I finanzieri toccano ferro e sperano che vada avanti così: buoni affari in vista per i venditori di yacht.

Dall'economia di carta al settore primario: il Fao food price index (Ffpi), che tiene in considerazione le principali commodity agricole, a febbraio di quest’anno ha segnato quota 116. 16 punti in più rispetto all’inizio del 2020 dopo nove mesi di rialzi consecutivi (2,4% in più rispetto a gennaio). Ottima la tendenza per gli oli vegetali che, da maggio 2020, hanno in pratica raddoppiato le loro quotazioni e da gennaio a febbraio di quest’anno sono cresciuti del 6,2%.
Molto bene anche i cereali che in un anno hanno guadagnato il 26,5%. Benino il latte, stagnante la carne, nettissima ripresa per lo zucchero, che aveva toccato i minimi storici lo scorso mese di aprile ma è poi cresciuto alla grandissima. Analisti prestigiosi come la olandese Rabobank prevedono per i mercati delle commodity mondiali un 2021 di grande soddisfazione. Mentre i soliti eletti contano i quattrini gli equilibri agricoli mondiali stanno cambiando.

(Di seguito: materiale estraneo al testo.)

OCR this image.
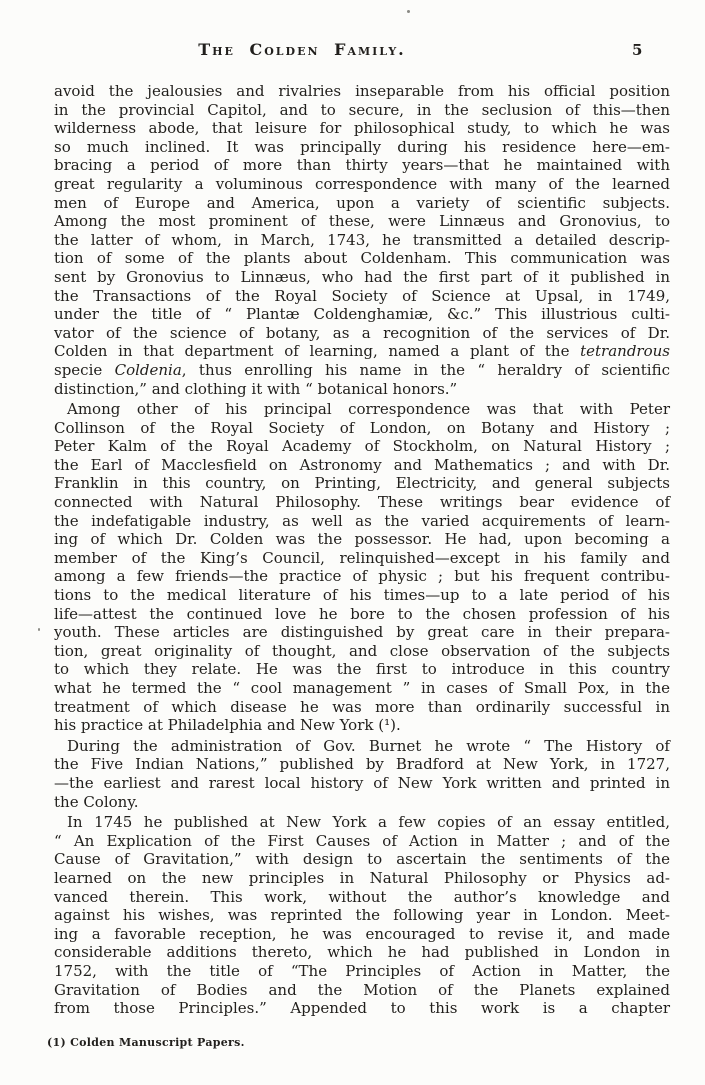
The Colden Family.	5
avoid the jealousies and rivalries inseparable from his official position
in the provincial Capitol, and to secure, in the seclusion of this—then
wilderness abode, that leisure for philosophical study, to which he was
so much inclined. It was principally during his residence here—em-
bracing a period of more than thirty years—that he maintained with
great regularity a voluminous correspondence with many of the learned
men of Europe and America, upon a variety of scientific subjects.
Among the most prominent of these, were Linnæus and Gronovius, to
the latter of whom, in March, 1743, he transmitted a detailed descrip-
tion of some of the plants about Coldenham. This communication was
sent by Gronovius to Linnæus, who had the first part of it published in
the Transactions of the Royal Society of Science at Upsal, in 1749,
under the title of “ Plantæ Coldenghamiæ, &c.” This illustrious culti-
vator of the science of botany, as a recognition of the services of Dr.
Colden in that department of learning, named a plant of the tetrandrous
specie Coldenia, thus enrolling his name in the “ heraldry of scientific
distinction,” and clothing it with “ botanical honors.”
Among other of his principal correspondence was that with Peter
Collinson of the Royal Society of London, on Botany and History ;
Peter Kalm of the Royal Academy of Stockholm, on Natural History ;
the Earl of Macclesfield on Astronomy and Mathematics ; and with Dr.
Franklin in this country, on Printing, Electricity, and general subjects
connected with Natural Philosophy. These writings bear evidence of
the indefatigable industry, as well as the varied acquirements of learn-
ing of which Dr. Colden was the possessor. He had, upon becoming a
member of the King’s Council, relinquished—except in his family and
among a few friends—the practice of physic ; but his frequent contribu-
tions to the medical literature of his times—up to a late period of his
life—attest the continued love he bore to the chosen profession of his
youth. These articles are distinguished by great care in their prepara-
tion, great originality of thought, and close observation of the subjects
to which they relate. He was the first to introduce in this country
what he termed the “ cool management ” in cases of Small Pox, in the
treatment of which disease he was more than ordinarily successful in
his practice at Philadelphia and New York (¹).
During the administration of Gov. Burnet he wrote “ The History of
the Five Indian Nations,” published by Bradford at New York, in 1727,
—the earliest and rarest local history of New York written and printed in
the Colony.
In 1745 he published at New York a few copies of an essay entitled,
“ An Explication of the First Causes of Action in Matter ; and of the
Cause of Gravitation,” with design to ascertain the sentiments of the
learned on the new principles in Natural Philosophy or Physics ad-
vanced therein. This work, without the author’s knowledge and
against his wishes, was reprinted the following year in London. Meet-
ing a favorable reception, he was encouraged to revise it, and made
considerable additions thereto, which he had published in London in
1752, with the title of “The Principles of Action in Matter, the
Gravitation of Bodies and the Motion of the Planets explained
from those Principles.” Appended to this work is a chapter
(1) Colden Manuscript Papers.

La Russia dalle sanzioni del 2014 si è organizzata e complice il cambiamento climatico per la prima volta dai tempi degli zar è divenuta netta esportatrice di prodotti agricoli. I cinesi hanno smesso di litigare con gli americani per i bastimenti di grano e di soia. Il Brasile di Bolsonaro nega ogni responsabilità ambientale e si prepara all’accordo fra Unione europea e Mercosur, che dovrà essere ratificato dai parlamenti nazionali europei – i francesi digrignano i denti, gli italiani? Non ne hanno mai sentito parlare.